Additionally, even the veiled American Muslim woman’s experience cannot be isolated to discrimination, as per the popular discourse and as per ABC’s apparently favorite hobby. And if we are to focus on the discrimination, then we must realize that it cannot simply be reduced to wearing a sort of veil for a short period of time. There are spiritual, communal, egoistic, artistic, political, cultural, social, fashion and vain nuances, to name a few, that can and often do inhabit the adornment and “struggle” of wearing the veil, particularly in the North American context.

But perhaps what is most misleading about this sort of coverage and perhaps, ironically, the most poignant critique of this sort of coverage itself is that, as Golodryga and George Stephanopoulos note, the discrimination (defined as verbal taunts and suspicious stares) are the exception, as opposed to the general experience. If this is the case, then why is the exception being given such a pedestal in the experience of the American Muslim woman? If it is not a norm but merely a rare occasion of bigotry or discomfort experience, what makes the veiled American Muslim woman so much different than other visual minorities in the country who face discrimination in a similar fashion? Or deserving of more particular focus than those minorities who receive far more definitive forms of discrimination on a more consistent and even institutional basis?

Will ABC News cover the Mexican-American woman’s experience? Will Golodryga go undercover as a middle-class third generation Mexican-American mother living in the heart of Texas? Will any other daring ABC News correspondent, in light of recent violence against gay teens and the alarming number of suicides within the span of a month of such youth, go undercover as a queer-identifying high school senior?

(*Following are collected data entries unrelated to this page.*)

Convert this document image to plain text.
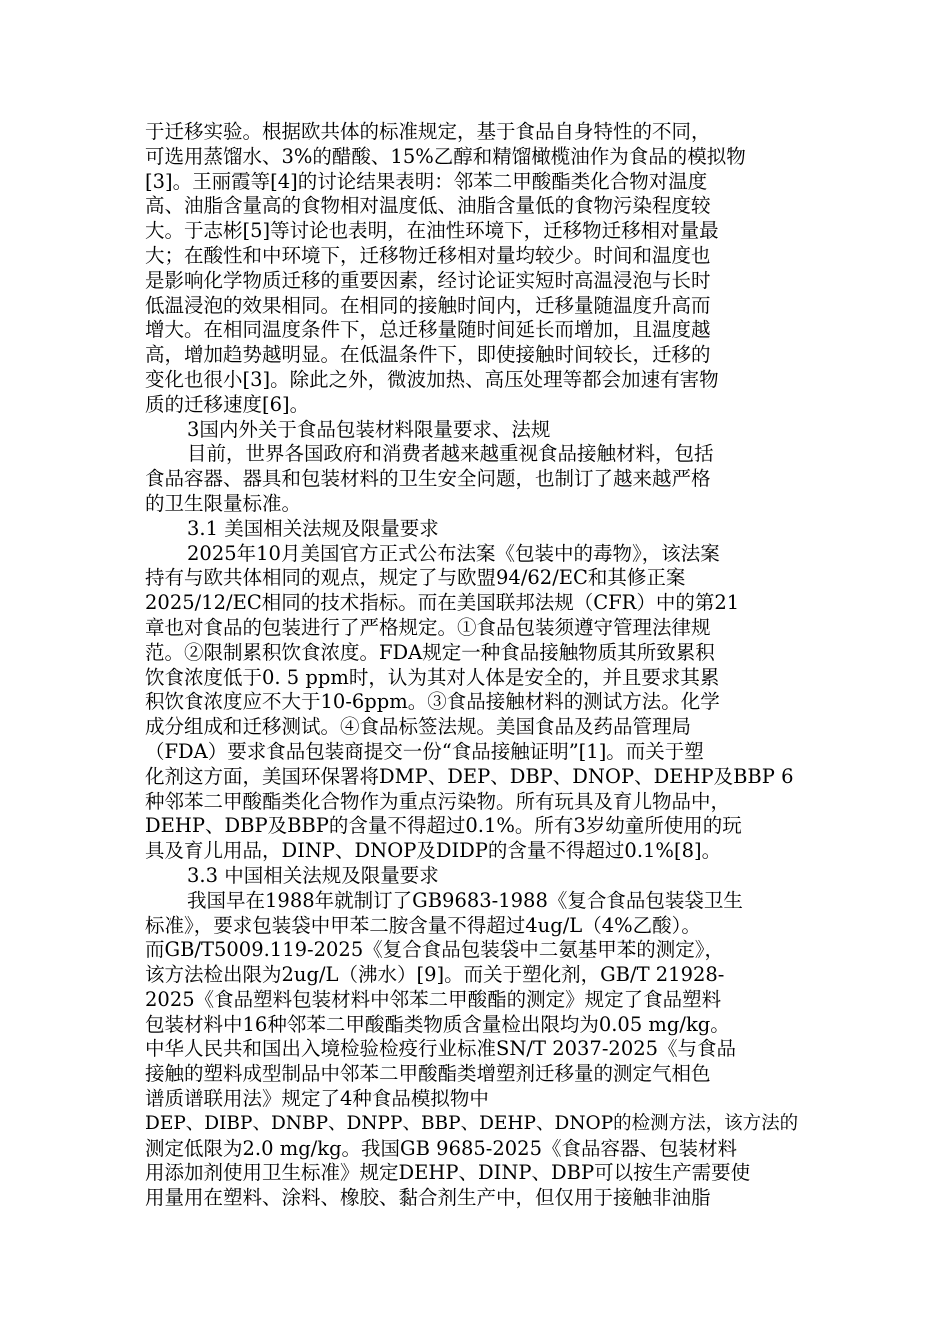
于迁移实验。根据欧共体的标准规定，基于食品自身特性的不同，
可选用蒸馏水、3%的醋酸、15%乙醇和精馏橄榄油作为食品的模拟物
[3]。王丽霞等[4]的讨论结果表明：邻苯二甲酸酯类化合物对温度
高、油脂含量高的食物相对温度低、油脂含量低的食物污染程度较
大。于志彬[5]等讨论也表明，在油性环境下，迁移物迁移相对量最
大；在酸性和中环境下，迁移物迁移相对量均较少。时间和温度也
是影响化学物质迁移的重要因素，经讨论证实短时高温浸泡与长时
低温浸泡的效果相同。在相同的接触时间内，迁移量随温度升高而
增大。在相同温度条件下，总迁移量随时间延长而增加，且温度越
高，增加趋势越明显。在低温条件下，即使接触时间较长，迁移的
变化也很小[3]。除此之外，微波加热、高压处理等都会加速有害物
质的迁移速度[6]。
3国内外关于食品包装材料限量要求、法规
目前，世界各国政府和消费者越来越重视食品接触材料，包括
食品容器、器具和包装材料的卫生安全问题，也制订了越来越严格
的卫生限量标准。
3.1 美国相关法规及限量要求
2025年10月美国官方正式公布法案《包装中的毒物》，该法案
持有与欧共体相同的观点，规定了与欧盟94/62/EC和其修正案
2025/12/EC相同的技术指标。而在美国联邦法规（CFR）中的第21
章也对食品的包装进行了严格规定。①食品包装须遵守管理法律规
范。②限制累积饮食浓度。FDA规定一种食品接触物质其所致累积
饮食浓度低于0. 5 ppm时，认为其对人体是安全的，并且要求其累
积饮食浓度应不大于10-6ppm。③食品接触材料的测试方法。化学
成分组成和迁移测试。④食品标签法规。美国食品及药品管理局
（FDA）要求食品包装商提交一份“食品接触证明”[1]。而关于塑
化剂这方面，美国环保署将DMP、DEP、DBP、DNOP、DEHP及BBP 6
种邻苯二甲酸酯类化合物作为重点污染物。所有玩具及育儿物品中，
DEHP、DBP及BBP的含量不得超过0.1%。所有3岁幼童所使用的玩
具及育儿用品，DINP、DNOP及DIDP的含量不得超过0.1%[8]。
3.3 中国相关法规及限量要求
我国早在1988年就制订了GB9683-1988《复合食品包装袋卫生
标准》，要求包装袋中甲苯二胺含量不得超过4ug/L（4%乙酸）。
而GB/T5009.119-2025《复合食品包装袋中二氨基甲苯的测定》，
该方法检出限为2ug/L（沸水）[9]。而关于塑化剂，GB/T 21928-
2025《食品塑料包装材料中邻苯二甲酸酯的测定》规定了食品塑料
包装材料中16种邻苯二甲酸酯类物质含量检出限均为0.05 mg/kg。
中华人民共和国出入境检验检疫行业标准SN/T 2037-2025《与食品
接触的塑料成型制品中邻苯二甲酸酯类增塑剂迁移量的测定气相色
谱质谱联用法》规定了4种食品模拟物中
DEP、DIBP、DNBP、DNPP、BBP、DEHP、DNOP的检测方法，该方法的
测定低限为2.0 mg/kg。我国GB 9685-2025《食品容器、包装材料
用添加剂使用卫生标准》规定DEHP、DINP、DBP可以按生产需要使
用量用在塑料、涂料、橡胶、黏合剂生产中，但仅用于接触非油脂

Discrimination, however administered and defined, is not what defines the American Muslim woman’s experience. Nor the experience of all American Muslims. To continue to focus on the discrimination faced by Muslims in terms of taunts and stares thrown their way is to create a victimized narrative and experience of American Muslims. The issue that must be addressed amidst this entire mess is how a significant portion of the American citizenry has responded to hateful and opportunist campaigns against Muslims and Islam.

But that seems to be asking too much from a media which itself has helped cultivate a hateful and divisive atmosphere premised on false fears, poorly-characterized and misunderstood victimization, and a singularly defined experience.